STUDENTS from abroad may be obliged to study Irish in school under new measures being suggested by the Department of Education.
The department has issued a statement announcing that it is finalising a review of the “policy and practice in relation to exemptions from Irish”.
According to The Irish Times, who gained exclusive access to the document, the review will assess the “potential of ending the opt-out facility for new entrants to Ireland”.
At the moment, students who have been abroad for a period of time or say they have no understanding of English can choose to opt-out of studying Irish in school.
There is growing concern over the fairness of these conditions given that between 1,000 and 2,000 students have been receiving exemptions on this basis each year.
A growing trend is that of students in the senior cycle studying the language up until the State exams, and then dropping it.
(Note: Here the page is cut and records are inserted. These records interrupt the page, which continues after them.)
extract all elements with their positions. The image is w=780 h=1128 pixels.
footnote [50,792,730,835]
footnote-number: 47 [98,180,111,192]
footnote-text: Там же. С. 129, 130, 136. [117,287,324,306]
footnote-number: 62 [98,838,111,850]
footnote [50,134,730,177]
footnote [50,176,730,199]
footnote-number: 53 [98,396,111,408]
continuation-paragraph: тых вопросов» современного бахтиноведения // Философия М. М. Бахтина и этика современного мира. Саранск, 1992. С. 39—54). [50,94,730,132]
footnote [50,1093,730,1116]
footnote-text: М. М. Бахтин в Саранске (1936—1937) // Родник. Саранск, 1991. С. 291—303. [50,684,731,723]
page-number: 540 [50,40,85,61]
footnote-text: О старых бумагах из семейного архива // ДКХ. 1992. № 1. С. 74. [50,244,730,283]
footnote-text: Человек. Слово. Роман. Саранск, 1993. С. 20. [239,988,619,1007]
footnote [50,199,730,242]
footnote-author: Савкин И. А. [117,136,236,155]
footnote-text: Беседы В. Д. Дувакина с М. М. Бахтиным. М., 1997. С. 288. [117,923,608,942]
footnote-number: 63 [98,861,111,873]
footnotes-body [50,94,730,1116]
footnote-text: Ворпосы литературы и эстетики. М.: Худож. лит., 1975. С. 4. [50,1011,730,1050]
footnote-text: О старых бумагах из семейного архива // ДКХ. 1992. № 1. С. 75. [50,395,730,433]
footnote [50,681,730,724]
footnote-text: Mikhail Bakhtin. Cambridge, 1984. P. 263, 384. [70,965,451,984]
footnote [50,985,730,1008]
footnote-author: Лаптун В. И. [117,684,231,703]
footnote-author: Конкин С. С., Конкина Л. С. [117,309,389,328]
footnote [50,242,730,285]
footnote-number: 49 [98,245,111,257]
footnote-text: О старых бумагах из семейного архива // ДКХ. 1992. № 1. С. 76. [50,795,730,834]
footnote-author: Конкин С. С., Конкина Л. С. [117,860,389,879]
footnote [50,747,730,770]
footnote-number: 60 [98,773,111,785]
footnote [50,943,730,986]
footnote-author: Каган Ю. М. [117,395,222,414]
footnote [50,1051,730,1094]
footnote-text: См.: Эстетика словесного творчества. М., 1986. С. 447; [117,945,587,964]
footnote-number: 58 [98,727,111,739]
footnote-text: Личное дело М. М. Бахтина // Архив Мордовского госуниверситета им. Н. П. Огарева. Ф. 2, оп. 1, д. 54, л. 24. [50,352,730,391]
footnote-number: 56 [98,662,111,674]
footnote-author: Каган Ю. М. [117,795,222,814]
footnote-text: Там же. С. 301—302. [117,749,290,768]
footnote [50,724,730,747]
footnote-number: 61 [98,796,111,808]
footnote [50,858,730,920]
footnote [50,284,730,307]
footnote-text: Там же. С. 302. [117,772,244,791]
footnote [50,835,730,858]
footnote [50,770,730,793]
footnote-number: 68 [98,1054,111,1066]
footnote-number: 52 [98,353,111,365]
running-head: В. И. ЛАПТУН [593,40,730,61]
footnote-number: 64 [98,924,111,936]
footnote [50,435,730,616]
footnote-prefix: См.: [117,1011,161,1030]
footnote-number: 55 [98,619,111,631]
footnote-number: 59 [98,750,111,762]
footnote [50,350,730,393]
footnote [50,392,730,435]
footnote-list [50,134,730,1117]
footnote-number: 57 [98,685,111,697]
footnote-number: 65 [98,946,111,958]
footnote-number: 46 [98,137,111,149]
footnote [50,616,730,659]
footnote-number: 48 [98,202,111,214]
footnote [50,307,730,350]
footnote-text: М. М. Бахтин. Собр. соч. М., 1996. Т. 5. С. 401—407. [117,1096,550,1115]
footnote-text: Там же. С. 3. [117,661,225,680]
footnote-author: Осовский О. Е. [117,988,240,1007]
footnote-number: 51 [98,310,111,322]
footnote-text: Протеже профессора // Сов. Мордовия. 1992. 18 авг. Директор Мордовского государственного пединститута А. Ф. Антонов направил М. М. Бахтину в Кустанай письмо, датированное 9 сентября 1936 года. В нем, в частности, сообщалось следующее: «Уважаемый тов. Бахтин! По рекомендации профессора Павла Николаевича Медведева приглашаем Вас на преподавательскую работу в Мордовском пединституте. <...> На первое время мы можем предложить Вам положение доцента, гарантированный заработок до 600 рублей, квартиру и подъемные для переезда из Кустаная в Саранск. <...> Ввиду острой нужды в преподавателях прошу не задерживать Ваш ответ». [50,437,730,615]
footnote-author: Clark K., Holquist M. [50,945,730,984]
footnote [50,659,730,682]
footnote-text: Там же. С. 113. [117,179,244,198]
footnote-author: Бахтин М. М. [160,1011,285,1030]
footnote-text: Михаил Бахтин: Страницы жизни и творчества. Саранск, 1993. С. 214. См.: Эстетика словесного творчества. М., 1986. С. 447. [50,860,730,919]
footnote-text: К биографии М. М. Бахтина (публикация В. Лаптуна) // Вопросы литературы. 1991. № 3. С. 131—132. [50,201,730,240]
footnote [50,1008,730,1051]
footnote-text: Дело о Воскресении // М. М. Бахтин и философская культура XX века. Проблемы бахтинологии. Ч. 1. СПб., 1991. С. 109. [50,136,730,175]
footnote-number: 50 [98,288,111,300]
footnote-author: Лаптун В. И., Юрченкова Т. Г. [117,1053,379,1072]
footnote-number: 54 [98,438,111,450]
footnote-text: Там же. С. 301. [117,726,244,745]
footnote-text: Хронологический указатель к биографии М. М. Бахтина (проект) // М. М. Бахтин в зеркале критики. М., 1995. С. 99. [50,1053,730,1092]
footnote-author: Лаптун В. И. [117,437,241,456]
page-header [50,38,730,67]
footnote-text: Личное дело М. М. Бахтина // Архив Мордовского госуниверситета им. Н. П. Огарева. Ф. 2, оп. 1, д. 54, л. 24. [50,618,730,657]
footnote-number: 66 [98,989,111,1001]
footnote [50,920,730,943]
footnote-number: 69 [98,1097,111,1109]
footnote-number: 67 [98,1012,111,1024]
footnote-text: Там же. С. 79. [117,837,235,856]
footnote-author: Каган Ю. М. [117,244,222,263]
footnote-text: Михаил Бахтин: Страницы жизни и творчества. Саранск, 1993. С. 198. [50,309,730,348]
The review being carried out by the Department of Education will look to set out new rules for the exemption from the study of Irish, including an online consultation process.
The review will also examine the granting of exemptions from studying Irish on the basis of special education needs.
While students or parents are currently required to submit a psychologist’s report in order to secure an exemption for reasons surrounding disability.
The validity of some of these privately commissioned psychologist’s reports have been queried, with more than 3,800 students being granted an exemption to the 2016 Leaving Cert Irish exam on the grounds of a disability.
There is no doubt that the figures of those who seek exemptions are staggering and should the public be consulted on the Irish issue, it will surely trigger a debate on whether or not it should be compulsory in Irish schools.